In an effort to allay his own concern, Tim decided that SNAX should be a tool to be wielded, not an obligation to be feared. The realization crystallized in his mind that he could view this SNAX as an opportunity to impose his dessert aesthetic on a ritual marked by rampant chocolate partisanship. He also realized he could view SNAX as performance. He notified the department of his intentions:
E-mail from Tim. 12.19 p.m.
Subject: SNAX: An opportunity for change
Brothers and Sisters,IT IS REVOLUTION!
We are overthrowing the TYRANNY of Chocolate!
Too LONG HAVE WE SUFFERED under the sweet, GOOEY thumb of Chocolate. It has grown corrupt and lazy with its homogenous corporate taste and insipid
style while we are left to chew mindlessly through the AGONY of its banality. We see through its DARK sometimes SEMI-SWEET curtain. We know the TRUTH.
No, Chocolate, no, you WON’T FOOL the Children of the Revolution.
JOIN ME! Our staging area is the Yellowstone Room at 3 PM. Bring any tool at hand to help us achieve this dream: your shovels and hoes and pitchforks and regular forks and plates and hearts (and/or minds), or possibly just your hands if you want the Paul Newman vegan-friendly GINGER-CREME OPTION.

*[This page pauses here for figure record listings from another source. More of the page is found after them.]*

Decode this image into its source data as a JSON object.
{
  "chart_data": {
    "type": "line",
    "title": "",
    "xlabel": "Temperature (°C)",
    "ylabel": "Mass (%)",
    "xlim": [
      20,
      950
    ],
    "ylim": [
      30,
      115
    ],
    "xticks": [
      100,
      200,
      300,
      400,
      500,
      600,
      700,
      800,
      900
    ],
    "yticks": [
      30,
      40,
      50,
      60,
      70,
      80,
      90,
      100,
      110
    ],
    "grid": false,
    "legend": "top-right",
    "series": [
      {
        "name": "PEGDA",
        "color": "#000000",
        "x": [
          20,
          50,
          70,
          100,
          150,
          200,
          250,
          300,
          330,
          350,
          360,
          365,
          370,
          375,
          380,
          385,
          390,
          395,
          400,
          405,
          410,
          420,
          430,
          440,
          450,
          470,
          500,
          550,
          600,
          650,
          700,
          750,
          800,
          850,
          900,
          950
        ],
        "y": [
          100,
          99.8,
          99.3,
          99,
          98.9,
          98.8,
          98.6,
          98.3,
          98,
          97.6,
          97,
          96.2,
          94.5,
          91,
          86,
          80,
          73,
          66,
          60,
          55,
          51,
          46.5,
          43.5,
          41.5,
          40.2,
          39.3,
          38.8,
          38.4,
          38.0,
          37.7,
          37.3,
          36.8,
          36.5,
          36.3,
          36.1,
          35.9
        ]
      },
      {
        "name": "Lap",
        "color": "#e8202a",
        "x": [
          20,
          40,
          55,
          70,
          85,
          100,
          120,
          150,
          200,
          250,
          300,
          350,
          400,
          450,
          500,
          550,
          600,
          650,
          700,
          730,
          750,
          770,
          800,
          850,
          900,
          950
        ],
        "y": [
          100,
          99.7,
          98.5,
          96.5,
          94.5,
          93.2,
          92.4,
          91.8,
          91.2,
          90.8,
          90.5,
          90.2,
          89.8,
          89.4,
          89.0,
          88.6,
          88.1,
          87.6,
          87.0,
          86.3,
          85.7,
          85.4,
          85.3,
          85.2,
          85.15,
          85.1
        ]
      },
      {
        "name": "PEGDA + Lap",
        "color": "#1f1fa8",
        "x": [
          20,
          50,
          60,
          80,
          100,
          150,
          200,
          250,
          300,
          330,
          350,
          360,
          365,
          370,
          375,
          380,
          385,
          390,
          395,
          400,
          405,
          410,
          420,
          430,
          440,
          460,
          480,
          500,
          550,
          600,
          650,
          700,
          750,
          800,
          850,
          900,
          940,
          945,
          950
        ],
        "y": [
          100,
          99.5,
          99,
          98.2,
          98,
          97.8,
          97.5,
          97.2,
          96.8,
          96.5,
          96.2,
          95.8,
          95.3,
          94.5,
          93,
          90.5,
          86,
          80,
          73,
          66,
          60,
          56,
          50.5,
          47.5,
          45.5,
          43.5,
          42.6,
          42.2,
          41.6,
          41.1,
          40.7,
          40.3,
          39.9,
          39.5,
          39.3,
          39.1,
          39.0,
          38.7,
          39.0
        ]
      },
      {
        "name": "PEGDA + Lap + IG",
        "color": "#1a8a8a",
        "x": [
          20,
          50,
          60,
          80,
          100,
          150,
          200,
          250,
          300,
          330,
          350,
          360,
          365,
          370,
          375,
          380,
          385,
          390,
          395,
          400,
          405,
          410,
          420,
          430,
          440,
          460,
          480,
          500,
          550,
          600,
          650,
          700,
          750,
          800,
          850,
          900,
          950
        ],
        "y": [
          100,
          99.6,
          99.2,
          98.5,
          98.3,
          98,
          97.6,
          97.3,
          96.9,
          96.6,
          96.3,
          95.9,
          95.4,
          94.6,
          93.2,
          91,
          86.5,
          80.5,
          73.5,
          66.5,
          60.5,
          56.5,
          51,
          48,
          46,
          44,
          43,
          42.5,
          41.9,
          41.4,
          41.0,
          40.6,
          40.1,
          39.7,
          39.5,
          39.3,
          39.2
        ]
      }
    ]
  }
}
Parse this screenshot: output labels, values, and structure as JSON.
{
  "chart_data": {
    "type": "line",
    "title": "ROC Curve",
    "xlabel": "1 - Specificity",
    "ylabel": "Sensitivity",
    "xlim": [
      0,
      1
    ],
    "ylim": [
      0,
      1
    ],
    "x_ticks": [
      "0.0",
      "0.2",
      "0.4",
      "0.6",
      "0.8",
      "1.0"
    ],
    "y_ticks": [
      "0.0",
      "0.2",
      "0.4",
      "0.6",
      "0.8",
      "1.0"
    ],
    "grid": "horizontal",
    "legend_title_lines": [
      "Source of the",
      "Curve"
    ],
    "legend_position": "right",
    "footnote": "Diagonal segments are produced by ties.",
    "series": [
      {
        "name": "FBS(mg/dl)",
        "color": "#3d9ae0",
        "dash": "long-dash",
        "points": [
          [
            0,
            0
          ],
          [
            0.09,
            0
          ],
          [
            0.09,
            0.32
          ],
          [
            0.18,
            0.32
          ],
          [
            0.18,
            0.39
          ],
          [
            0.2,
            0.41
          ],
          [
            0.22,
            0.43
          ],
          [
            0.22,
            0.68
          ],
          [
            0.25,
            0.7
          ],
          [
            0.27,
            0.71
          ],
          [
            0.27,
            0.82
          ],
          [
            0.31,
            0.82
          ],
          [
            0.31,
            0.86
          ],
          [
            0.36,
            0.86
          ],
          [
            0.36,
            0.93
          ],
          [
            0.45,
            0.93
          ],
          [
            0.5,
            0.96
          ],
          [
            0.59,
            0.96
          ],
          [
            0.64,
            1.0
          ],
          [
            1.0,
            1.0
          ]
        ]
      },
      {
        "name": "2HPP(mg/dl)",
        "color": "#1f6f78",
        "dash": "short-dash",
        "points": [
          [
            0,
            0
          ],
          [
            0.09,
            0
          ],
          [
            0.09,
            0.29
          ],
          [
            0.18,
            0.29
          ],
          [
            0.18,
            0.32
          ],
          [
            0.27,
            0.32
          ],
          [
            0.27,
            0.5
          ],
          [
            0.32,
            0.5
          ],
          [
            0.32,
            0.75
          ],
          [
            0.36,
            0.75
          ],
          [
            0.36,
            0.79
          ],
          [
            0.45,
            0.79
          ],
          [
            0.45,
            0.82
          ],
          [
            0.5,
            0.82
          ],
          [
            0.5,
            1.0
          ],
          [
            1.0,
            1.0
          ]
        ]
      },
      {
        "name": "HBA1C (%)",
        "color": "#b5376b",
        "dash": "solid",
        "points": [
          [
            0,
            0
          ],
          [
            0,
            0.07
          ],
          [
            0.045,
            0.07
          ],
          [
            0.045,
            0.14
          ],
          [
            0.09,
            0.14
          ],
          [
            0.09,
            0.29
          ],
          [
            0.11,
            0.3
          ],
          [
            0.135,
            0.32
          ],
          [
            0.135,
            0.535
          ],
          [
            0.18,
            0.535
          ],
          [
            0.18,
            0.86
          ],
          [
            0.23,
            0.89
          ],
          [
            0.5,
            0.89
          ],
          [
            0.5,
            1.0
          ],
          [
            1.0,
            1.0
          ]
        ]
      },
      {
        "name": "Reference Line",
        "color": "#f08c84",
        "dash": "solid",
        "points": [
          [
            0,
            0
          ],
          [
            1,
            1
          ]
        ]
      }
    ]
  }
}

THE REVOLUTION WILL BE CARAMELIZED!*
*Note: There will be no caramelized snacks at Snax. However, we will not be swayed from our plan to subvert the dominant chocolate paradigm.
Beside the aforemention Newman-O’s, Tim also brought a box of mandarin oranges and a mixed fruit shortcake from Tart to Tart. It was an astounding success, much to Tim’s satisfaction. People actually came up to him and said things like, “I’m at SNAX today because you don’t always get a call to arms like that.” Others said they were there to support the revolution. Nobody seemed to mind that Tim had asked his friend at the bakery to write “Down With Chocolate” on the cake in yellow frosting. It was all lustily eaten by the assembled.
Tim was prepared for an uproar, if not a full-scale counter-revolution, provoked by his criticism of chocolate. So uncertain was he of the reception and the viability of his revolution that he snuck a can of Hershey’s chocolate syrup into SNAX. He was prepared to sarcastically drench everything in syrup if the complaining got too loud. Not wanting to tip anyone off, he disguised the can like so:
And he prepared a statement to be read in case of popular dissatisfaction:
Even the most zealous revolutionary eventually learns to sacrifice principle for the sake of politicial expediency. Which is to say he’ll do whatever he can to keep his job. Even though one form of chocolatey tyranny may be deposed, another, simply in a different form, may rise to take it’s place.And since I can see the natives are getting restless, I have this….
Brothers and sisters, eat it and weep.
Here is another view of the label. The expression on Tim’s face was a point of much discussion. It was merely a file photo that he had on hand.
Friday, March 3: As I write this, it is Friday morning, and I’m not sure if anything interesting enough to warrant bloggging has happened. But something will probably come along. Maybe at the airport—I’m going to see Alisa in San Diego. We’ll see. But in the meantime, I have posted what one successful blogger has termed “too much content.” So we will leave it at that.